This is a narrow passage now surrounded by offices and hotels that follows an ancient path through fields when all around here was more grass than glass.
There used to be a much more interesting passage right next to this one, the Green Walk, but that was cut in half by the arrival of the London Underground, which ran in a cutting through this part of town – now buried.
So Seaforth Place is actually the rather nondescript path just to the east of the Green Walk.
The area developed fast in the 19th century though, and while the Green Walk was lost, the little country path acquired its modern appearance, with large military buildings on the east and smaller buildings to the west.
Today, the northern end is flanked by a modern block on one side, and a building that looks old, but is actually early 20th century offices, which were recently converted into residential flats.
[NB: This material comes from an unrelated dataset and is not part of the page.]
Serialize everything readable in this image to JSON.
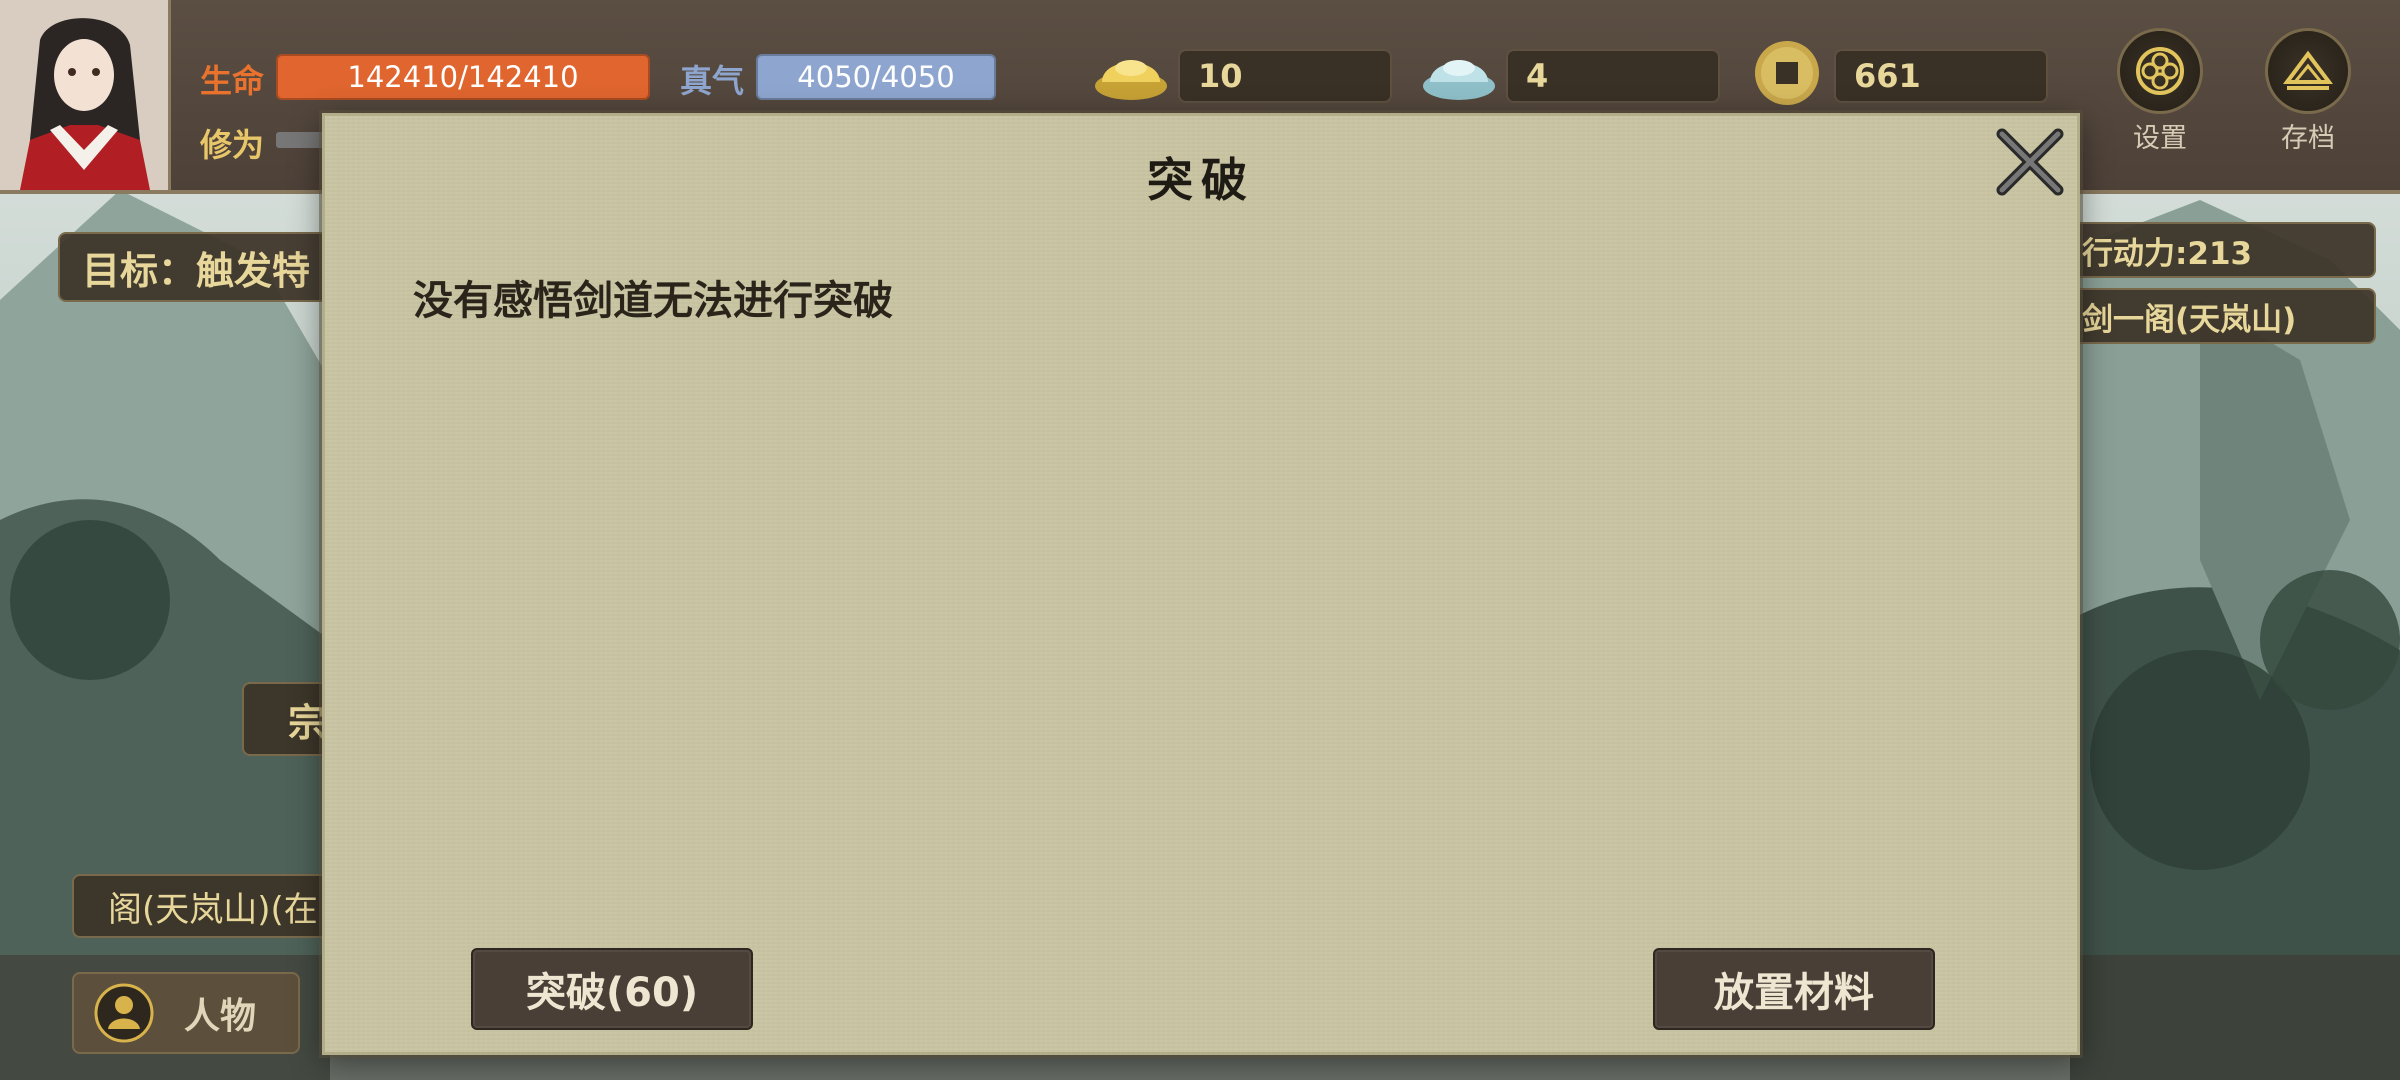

The white stuco cladding on the ground floor also doing a good job of brightening up the narrow alley.
The building to the southern end looks rather run-down and was a TfL owned residential home that was sold in 2018 and is now pending redevelopment into a 10-storey high building with 2 floors of basement.
Normally, such a large basement next to the London Underground tunnels would be problematic, but in this case, TfL asked for the basement to help reinforce the tunnel walls. Behind the current site sits the London Underground tunnels, and the roof which is currently covered in concrete slabs is to be split between a new playground for the nearby Westminster School, and a new public pocket park.
When completed, apart from a tall tower on the site, the alley is likely to be busier thanks to the arrival of a cafe on the ground floor opening into the alley itself.
So if you want to see the alley as it is today, you have a few months left, after which the southern end will look very modern.
One thing that proved untraceable though is why the name – the best guess, and only a guess is that the name crops up a lot in Scottish cities, and the military buildings were strongly affiliated with Scottish regiments, so the name may have been adopted from that.